Can Government Compel Your Client to Decrypt a Hard Drive?

Published in 2013
by Christopher B. Hopkins

The May 2013 article regarding the limited Fourth Amendment protection afforded to travelers’ phone and computer devices upon crossing the U.S. border lead local criminal defense counsel, Larry Buck, to pose this Fifth Amendment question: can the government compel a person to hand over the password to an encrypted hard drive?

Once again, novel technology and limited legal precedent suggest that this will be a case-by-case, court-by-court question likely destined for the U.S. Supreme Court. Recent case law, however, provides some guidance.

The Fifth Amendment holds that a natural person cannot be “compelled in any criminal case to be a witness against himself.” To fall within the ambit of the Fifth Amendment, a person must show (1) compulsion, (2) testimonial communication or act, and (3) incrimination. This protection is extended to both incriminating evidence and content which would lead to incriminating evidence. Your client’s decryption and production of content triggers constitutional protection because such acts are “testimonial” because they require a mental process (recalling the password) as opposed to a simple physical act, like producing a key, fingerprints, blood samples, or donning gloves.

Of course, there are exceptions to this “testimonial”-based protection. First, the government could extend both “use” and “derivative use” immunity, which likely dissolves constitutional protection. Second, if the “location, existence, and authenticity” of the purported evidence is already known by the government, then the content of the individual’s mind (the password) is not used against him and there is no constitutional protection. This is known as the “foregone conclusion doctrine” – of note, four federal circuits require a “reasonable particularity” standard which has not been adopted by the Supreme Court. Third, albeit untested in the encryption context, there is a Required Records Exception to the Fifth Amendment when the requested documents are required to be kept by regulation.

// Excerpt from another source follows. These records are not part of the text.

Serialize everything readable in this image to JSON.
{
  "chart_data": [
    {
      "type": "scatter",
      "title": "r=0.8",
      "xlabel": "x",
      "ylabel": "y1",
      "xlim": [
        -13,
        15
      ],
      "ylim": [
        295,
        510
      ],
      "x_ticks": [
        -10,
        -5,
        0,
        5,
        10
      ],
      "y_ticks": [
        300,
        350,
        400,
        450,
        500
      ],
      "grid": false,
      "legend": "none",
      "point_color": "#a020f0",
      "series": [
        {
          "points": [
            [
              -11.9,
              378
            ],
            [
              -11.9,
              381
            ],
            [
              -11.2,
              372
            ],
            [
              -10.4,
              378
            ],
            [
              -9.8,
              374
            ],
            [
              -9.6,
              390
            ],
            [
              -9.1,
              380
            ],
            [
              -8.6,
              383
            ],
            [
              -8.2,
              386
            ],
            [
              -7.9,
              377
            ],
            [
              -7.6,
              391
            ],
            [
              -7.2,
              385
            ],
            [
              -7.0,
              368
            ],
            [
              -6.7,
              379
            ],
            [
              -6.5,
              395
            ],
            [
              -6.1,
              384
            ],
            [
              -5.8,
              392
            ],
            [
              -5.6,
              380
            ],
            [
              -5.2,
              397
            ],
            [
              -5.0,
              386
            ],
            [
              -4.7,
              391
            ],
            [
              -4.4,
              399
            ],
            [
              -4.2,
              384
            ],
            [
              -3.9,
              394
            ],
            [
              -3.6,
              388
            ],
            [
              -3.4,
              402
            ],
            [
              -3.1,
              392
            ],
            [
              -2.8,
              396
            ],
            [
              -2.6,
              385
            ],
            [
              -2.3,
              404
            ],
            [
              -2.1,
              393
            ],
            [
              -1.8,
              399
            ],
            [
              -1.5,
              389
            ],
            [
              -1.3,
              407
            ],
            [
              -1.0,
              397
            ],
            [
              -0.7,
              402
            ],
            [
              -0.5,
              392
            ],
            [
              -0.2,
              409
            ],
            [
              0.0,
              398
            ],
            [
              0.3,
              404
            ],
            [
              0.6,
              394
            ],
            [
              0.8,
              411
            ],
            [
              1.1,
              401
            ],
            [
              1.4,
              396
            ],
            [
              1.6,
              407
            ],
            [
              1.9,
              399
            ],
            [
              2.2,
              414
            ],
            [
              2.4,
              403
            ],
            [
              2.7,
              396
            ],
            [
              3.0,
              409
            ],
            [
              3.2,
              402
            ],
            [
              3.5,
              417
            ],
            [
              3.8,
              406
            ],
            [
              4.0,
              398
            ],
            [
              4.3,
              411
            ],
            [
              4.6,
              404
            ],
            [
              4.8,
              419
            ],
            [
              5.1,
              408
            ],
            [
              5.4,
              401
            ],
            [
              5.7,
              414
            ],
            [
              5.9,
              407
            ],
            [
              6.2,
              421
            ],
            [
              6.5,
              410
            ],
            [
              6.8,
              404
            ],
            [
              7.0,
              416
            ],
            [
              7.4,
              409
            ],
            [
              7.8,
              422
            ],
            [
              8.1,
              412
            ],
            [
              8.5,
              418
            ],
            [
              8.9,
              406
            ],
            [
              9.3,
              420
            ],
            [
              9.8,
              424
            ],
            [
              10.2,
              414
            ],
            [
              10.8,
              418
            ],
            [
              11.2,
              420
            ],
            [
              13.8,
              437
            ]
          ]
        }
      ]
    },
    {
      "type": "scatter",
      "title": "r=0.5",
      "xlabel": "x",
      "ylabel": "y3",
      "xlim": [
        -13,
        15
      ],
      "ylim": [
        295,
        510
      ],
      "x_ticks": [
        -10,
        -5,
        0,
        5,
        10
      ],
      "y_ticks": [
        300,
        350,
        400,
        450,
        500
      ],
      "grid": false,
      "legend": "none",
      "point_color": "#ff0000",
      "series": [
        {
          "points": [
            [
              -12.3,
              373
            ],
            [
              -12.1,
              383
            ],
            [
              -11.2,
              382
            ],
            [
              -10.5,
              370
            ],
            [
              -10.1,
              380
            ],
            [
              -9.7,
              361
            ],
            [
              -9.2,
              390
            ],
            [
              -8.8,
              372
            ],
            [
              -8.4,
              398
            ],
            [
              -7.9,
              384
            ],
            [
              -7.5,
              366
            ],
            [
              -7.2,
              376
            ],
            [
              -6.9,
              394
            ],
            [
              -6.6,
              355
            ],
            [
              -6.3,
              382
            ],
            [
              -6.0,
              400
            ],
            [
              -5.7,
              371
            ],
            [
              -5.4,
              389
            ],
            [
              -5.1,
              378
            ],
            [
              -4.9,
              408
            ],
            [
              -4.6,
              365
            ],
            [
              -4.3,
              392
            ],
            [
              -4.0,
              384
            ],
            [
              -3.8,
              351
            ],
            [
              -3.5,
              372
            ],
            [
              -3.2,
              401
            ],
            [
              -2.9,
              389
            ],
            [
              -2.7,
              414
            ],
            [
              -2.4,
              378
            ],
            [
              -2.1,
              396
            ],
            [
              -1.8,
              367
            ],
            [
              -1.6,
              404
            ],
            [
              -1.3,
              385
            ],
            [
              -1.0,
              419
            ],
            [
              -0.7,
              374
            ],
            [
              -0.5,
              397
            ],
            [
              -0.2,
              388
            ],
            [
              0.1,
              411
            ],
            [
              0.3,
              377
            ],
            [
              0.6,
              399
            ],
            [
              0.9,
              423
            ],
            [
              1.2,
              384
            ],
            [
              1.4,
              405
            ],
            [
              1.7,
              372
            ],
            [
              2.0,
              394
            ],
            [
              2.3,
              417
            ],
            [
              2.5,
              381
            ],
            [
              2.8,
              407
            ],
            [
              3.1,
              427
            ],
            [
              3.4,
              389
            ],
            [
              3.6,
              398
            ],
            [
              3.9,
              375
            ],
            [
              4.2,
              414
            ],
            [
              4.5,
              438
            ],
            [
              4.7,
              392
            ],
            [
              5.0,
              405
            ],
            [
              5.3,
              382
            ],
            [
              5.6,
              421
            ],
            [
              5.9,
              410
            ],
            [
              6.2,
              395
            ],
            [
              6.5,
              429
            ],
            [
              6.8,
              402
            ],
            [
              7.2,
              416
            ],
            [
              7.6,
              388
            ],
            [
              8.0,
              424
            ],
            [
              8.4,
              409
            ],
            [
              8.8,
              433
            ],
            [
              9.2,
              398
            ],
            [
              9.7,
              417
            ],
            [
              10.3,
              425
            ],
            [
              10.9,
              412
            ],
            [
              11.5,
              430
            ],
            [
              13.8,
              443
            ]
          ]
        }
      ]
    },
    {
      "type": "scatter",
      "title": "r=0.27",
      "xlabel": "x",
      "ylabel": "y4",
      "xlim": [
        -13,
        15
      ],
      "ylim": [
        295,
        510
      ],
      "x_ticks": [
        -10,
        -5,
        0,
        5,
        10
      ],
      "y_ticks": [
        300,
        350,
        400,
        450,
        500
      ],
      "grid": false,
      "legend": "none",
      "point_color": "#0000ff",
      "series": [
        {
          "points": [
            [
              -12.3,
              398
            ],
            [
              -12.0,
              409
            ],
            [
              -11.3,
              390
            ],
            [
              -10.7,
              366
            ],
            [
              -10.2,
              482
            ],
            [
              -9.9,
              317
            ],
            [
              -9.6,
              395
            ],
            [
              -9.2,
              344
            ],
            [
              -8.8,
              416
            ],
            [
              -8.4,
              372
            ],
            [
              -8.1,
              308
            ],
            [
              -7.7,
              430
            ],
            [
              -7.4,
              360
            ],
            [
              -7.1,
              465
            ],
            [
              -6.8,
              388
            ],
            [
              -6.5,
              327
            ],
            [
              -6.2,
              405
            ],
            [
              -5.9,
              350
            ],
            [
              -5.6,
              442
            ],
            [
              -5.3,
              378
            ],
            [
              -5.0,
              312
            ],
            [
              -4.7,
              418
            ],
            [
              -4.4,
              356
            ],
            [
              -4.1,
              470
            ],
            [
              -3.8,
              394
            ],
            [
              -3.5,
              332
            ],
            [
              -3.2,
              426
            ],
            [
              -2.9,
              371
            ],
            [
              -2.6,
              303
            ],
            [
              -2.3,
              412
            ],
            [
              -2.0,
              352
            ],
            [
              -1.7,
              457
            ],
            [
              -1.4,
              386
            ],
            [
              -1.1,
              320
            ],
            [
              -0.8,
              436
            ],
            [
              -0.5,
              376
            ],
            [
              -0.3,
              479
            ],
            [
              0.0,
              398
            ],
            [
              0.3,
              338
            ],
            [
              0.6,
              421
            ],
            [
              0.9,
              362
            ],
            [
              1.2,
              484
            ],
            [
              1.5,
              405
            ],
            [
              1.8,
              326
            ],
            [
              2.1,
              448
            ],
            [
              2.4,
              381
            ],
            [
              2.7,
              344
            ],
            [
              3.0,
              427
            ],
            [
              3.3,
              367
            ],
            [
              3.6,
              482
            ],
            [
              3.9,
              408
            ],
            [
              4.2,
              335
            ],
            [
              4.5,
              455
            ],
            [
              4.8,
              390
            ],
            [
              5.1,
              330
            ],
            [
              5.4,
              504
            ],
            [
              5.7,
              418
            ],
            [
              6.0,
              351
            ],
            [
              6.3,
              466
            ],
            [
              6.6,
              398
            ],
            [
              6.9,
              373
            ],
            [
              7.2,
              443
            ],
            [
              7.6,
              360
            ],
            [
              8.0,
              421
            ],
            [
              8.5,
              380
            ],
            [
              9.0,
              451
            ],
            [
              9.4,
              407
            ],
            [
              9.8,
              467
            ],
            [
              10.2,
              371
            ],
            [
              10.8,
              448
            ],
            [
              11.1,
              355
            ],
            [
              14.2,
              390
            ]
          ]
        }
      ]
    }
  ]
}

Problems arise when clients are chatty or careless in “jealously protecting” their constitutional rights. In Boucher II, border patrol searched the defendant’s laptop for images/videos. Incriminating file names were found and the defendant made inculpatory statements about owning the laptop and downloading child pornography. When the laptop was shut down and later accessed, the Z: drive became password-protected via PGP software. The district court held that the “location” and “existence” of the subpoenaed files were known to the government. Moreover, Boucher’s production of the password would not “authenticate” the Z: drive since he previously admitted possession of and had given access to the drive; finally, the government extended immunity for the act of production. Thus, Boucher had no Fifth Amendment rights.

In a similar 2012 case, defendant Fricosu’s PGP-encrypted computer was seized. In a recorded phone call between Fricou and her incarcerated husband, she admitted being the owner / sole or primary user of the machine and that she could access the encrypted contents – thus, she had no Fifth Amendment protection (the government’s lack of knowledge of the content of specific files was not a barrier). While a motion to reconsider was pending, defendant Fricosu’s ex-husband handed over the password. In short, evidence of the client’s sole / primary control or ownership of the machine coupled with admitted knowledge of the password may overcome any constitutional rights.

In the case of In Re: Grand Jury Subpoena Dated March 25, 2011, Florida defendant John Doe declined to decrypted seven hard drives which were suspected of containing child pornography but were protected with TrueCrypt. The prosecution’s forensic expert admitted that, although encrypted, it was possible that the drives contained no information. The Eleventh Circuit held that Doe’s decryption and production would be testimonial because it was tantamount to Doe testifying about (1) his knowledge of the location and existence of potentially incriminating files; (2) his possession, control, and access; and (3) his ability to decrypt. Unlike Boucher and Fricosu, the government had no independent knowledge of existing files located on the drives and thus there was no “foregone conclusion” exception.

In April 2013, a District Court in Wisconsin denied a writ for decryption of nine previously seized computers. Defendant Feldman was the sole occupant of the residence and he had a degree in computer science, a job working as a software engineer, and even a software patent. The computer login screen showed one user: his first name. FBI examiners found eMule P2P software and log histories reflecting the distribution and storage of over 1,000 files with names indicative of child pornography. Unlike the Florida case, the prosecution was able to establish, as a “foregone conclusion,” that the drives actually contained data, the probable existence of specific files, and even file names. But, even though Feldman was presumably able to decrypt the drives because of his computer expertise, he never admitted personal access and control. In what the court described as a “close call,” the writ was denied. but see

The mere presence of encrypted files should not imply illegal behavior any more than owning a locked safe. It appears that PGP and TrueCrypt provide reliable security. The weakness is on the human-side: admissions, disclosures, or poor password safekeeping. Looking ahead, if a defendant uses cloud storage, how will the government prove “location” much less possession, control, and access? Likewise, if a device is accessed via fingerprint, retina or facial scan, will future courts hold that to be “testimonial”?